# Fall and winter gardens



## *Andi (Nov 8, 2009)

How many garden folks have a fall or winter garden this year?

I must say the cool weather crops are looking good ... Had a salad yesterday, yes the mator was from the greenhouse but ... Oh man ... was it good.

Life is good...


----------



## pixieduster (Mar 28, 2012)

I have potatoes, carrots and squash going. Still have one eggplant left. I left it because its doing so well. But believe it or not, I have bananas coming in!.


----------



## kejmack (May 17, 2011)

My fall garden is in full swing. I have potatoes, tomatoes, two kinds of lettuce, sweet peppers, hot peppers, onions, broccoli (which the grasshoppers love), etc, etc. Of course, I have all the herbs, etc. I'll probably be canning spaghetti sauce and salsa in two weeks.


----------



## Listmaker (Feb 24, 2012)

My fall garden is doing really well. All sorts of greens and the okra just keeps on and on..

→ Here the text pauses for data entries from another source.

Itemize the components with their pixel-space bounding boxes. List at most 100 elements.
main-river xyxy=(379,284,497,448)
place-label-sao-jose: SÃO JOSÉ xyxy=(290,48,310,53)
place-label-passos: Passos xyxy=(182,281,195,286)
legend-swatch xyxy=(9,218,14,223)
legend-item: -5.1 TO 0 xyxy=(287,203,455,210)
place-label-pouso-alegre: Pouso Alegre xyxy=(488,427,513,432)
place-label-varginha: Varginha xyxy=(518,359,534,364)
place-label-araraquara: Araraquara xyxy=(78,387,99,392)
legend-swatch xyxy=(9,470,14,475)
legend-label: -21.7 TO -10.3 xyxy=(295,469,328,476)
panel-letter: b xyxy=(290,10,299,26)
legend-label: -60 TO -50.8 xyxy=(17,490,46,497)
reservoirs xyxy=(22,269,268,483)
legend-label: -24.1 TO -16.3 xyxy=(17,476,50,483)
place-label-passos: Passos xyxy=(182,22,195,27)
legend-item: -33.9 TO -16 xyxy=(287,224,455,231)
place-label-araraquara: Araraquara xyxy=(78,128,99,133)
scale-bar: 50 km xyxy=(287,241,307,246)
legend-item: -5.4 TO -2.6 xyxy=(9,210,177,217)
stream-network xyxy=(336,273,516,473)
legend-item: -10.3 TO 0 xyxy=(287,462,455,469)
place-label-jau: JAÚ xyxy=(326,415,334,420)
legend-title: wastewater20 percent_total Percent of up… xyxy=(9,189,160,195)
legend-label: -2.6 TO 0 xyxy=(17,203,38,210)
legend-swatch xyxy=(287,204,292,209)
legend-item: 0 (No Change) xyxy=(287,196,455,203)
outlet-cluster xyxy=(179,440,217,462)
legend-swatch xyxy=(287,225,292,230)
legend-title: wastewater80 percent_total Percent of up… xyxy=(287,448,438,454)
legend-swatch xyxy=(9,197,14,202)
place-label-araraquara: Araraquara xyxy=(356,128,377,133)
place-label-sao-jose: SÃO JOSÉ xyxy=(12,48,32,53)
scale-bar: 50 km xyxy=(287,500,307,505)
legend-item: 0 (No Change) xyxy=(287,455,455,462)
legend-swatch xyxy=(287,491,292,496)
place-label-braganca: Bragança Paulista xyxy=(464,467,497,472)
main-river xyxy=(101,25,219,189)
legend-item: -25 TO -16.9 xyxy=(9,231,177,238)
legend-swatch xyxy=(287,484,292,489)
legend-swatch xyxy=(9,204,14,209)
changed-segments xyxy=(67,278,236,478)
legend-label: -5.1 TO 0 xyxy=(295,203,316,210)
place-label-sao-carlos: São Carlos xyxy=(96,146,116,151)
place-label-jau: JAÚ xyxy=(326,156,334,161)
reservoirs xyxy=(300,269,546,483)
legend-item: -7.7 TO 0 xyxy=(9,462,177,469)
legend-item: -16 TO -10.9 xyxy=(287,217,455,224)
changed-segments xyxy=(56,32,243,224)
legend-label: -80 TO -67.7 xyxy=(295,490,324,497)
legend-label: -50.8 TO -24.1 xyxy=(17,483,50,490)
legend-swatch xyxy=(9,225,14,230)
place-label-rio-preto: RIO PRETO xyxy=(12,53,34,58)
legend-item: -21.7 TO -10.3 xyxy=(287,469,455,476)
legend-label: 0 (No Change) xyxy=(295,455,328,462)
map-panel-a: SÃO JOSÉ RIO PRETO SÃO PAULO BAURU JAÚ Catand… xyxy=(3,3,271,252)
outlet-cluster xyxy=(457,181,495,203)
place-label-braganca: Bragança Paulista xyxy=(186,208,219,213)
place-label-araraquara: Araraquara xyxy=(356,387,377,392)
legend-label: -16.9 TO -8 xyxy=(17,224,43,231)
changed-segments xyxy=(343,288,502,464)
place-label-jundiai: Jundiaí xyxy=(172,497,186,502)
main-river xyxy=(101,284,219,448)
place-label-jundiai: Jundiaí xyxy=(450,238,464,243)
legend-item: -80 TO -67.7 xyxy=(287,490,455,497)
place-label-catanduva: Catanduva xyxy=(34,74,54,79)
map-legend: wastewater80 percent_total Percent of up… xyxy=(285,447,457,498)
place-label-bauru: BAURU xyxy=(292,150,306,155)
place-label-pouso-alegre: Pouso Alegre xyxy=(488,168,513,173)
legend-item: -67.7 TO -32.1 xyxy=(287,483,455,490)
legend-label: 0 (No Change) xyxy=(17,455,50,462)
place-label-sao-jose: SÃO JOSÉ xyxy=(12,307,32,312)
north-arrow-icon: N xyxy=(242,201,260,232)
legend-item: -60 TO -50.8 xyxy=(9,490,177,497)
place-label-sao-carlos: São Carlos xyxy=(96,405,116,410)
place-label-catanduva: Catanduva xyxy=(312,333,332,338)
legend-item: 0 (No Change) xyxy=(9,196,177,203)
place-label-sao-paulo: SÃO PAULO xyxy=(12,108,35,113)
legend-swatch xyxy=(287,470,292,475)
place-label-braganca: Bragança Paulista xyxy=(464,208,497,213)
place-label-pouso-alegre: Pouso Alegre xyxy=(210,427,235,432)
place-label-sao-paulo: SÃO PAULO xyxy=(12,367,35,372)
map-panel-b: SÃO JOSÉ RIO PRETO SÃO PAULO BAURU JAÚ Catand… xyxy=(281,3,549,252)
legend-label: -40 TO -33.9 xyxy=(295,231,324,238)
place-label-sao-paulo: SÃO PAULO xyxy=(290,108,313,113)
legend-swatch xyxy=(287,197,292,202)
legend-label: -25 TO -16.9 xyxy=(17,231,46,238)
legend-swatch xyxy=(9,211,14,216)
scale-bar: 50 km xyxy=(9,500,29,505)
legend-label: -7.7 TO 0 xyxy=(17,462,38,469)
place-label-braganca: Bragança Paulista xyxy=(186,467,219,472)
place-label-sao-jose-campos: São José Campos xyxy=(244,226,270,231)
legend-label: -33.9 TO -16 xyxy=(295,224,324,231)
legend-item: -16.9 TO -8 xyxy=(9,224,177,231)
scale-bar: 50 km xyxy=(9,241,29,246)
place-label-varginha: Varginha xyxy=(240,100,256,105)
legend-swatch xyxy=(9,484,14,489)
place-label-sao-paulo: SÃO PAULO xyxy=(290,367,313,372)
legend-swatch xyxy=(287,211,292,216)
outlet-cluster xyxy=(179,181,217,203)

We did have some really cool nights last week, so I'm not sure if all my green tomatoes will ripen. Its back in the high 80s so I'm keeping my fingers crossed.

My eggplant is doing really well and the carrots and garlic are looking great. My first time for garlic and I'm pretty excited.


----------



## Immolatus (Feb 20, 2011)

Now I only have garlic, peppers, and my very bizarre looking carrots. They taste fine, they are just very oddly shaped. Some have had three roots starting. Mutants!
The storm blew over the tobacco, time to cut it all down tomorrow.
I havent done any weeding in a while, and I just realized that the lemon balm is literally everywhere. Oh, thats going to cause my all kinds of headaches. Lesson learned. Not quite sure how I am going to get rid of all of it, but I guess its better than having worthless weeds growing.
Its going to be 34º tonight!


----------



## Meerkat (May 31, 2011)

Had a bad summer garden this year.Have to get back into it but can't get motivated this year.need to cover greenhouse and hubbys not feeling well,and I'm not as steady on the ladder as before.

I have pots seeds and soil ready,just have to set them up.


----------



## goshengirl (Dec 18, 2010)

I was going to do some herb growing in the greenhouse this fall (we have a smaller, non-permanent type greenhouse), but there are too many other projects going on right now. Hopefully next fall....


----------



## Davarm (Oct 22, 2011)

I have Collards, Kale, Beets and Carrots.

I normally dont have a fall garden, if I dont wait until the grasshoppers die off it doesn't stand a chance. 

We had the first frost last week and the bugs gone so I decided to give it a try this year.


----------



## kejmack (May 17, 2011)

We had our first frost last week, too, and unfortunately it seems that all the grasshoppers survived! Go figure.


----------



## Wanderer0101 (Nov 8, 2011)

I'm picking a lot of fall tomatoes and still have green beans, bell peppers, okra and egg plant producing. Also looks like I'm getting another crop of habaneros. I've planted broccoli, cauliflower, cabbage, kale, collards, mustard greens and something new called flower sprouts which is a cross between brussel sprouts and kale. All that stuff is growing like weeds at the moment.


----------



## mamacita (Aug 17, 2011)

I have tomatoes, field peas, eggplant, peppers, bok choy, and cilantro still growing from my August planting. There are also some small okra plants and herbs. As for the fall planting, the broccoli and collards are young, but looking good. There are a couple of pumpkin forming. I just planted chard, spinach, beets, and peas. Once I clear space, I'll start the carrots. The Oranges, grapefruit, and lemons are starting to ripen.


----------



## sailaway (Mar 12, 2009)

We had our first frost last week and was heavy enough to do my garden in. I planted about 20 pots full of tomatoes & peppers, didn't get much this year, hardly worth the effort. I did manage to harvest a few peppers before the frost hit. I am rethinking my soil mixture and will reformulate it for next year. I also neet to move the pots to where they will get more sun later in the growing season. I was just to lazy to do it this year. I did learn alot though.:2thumb:


----------



## Viking (Mar 16, 2009)

Because night time temps are so low I started growing tomatoes in large pots. I put them out on the deck next to the house and the warmth coming off of the West wall allowed them to bloom up to when it started getting too cold to leave them outside about two weeks ago and since I brought them into the sun room a number of tomatoes are growing on them. One tomato plant is now two years old but it didn't blossom so I'll have to see if bringing it in makes a difference, if not I'll put it out of it's misery.


----------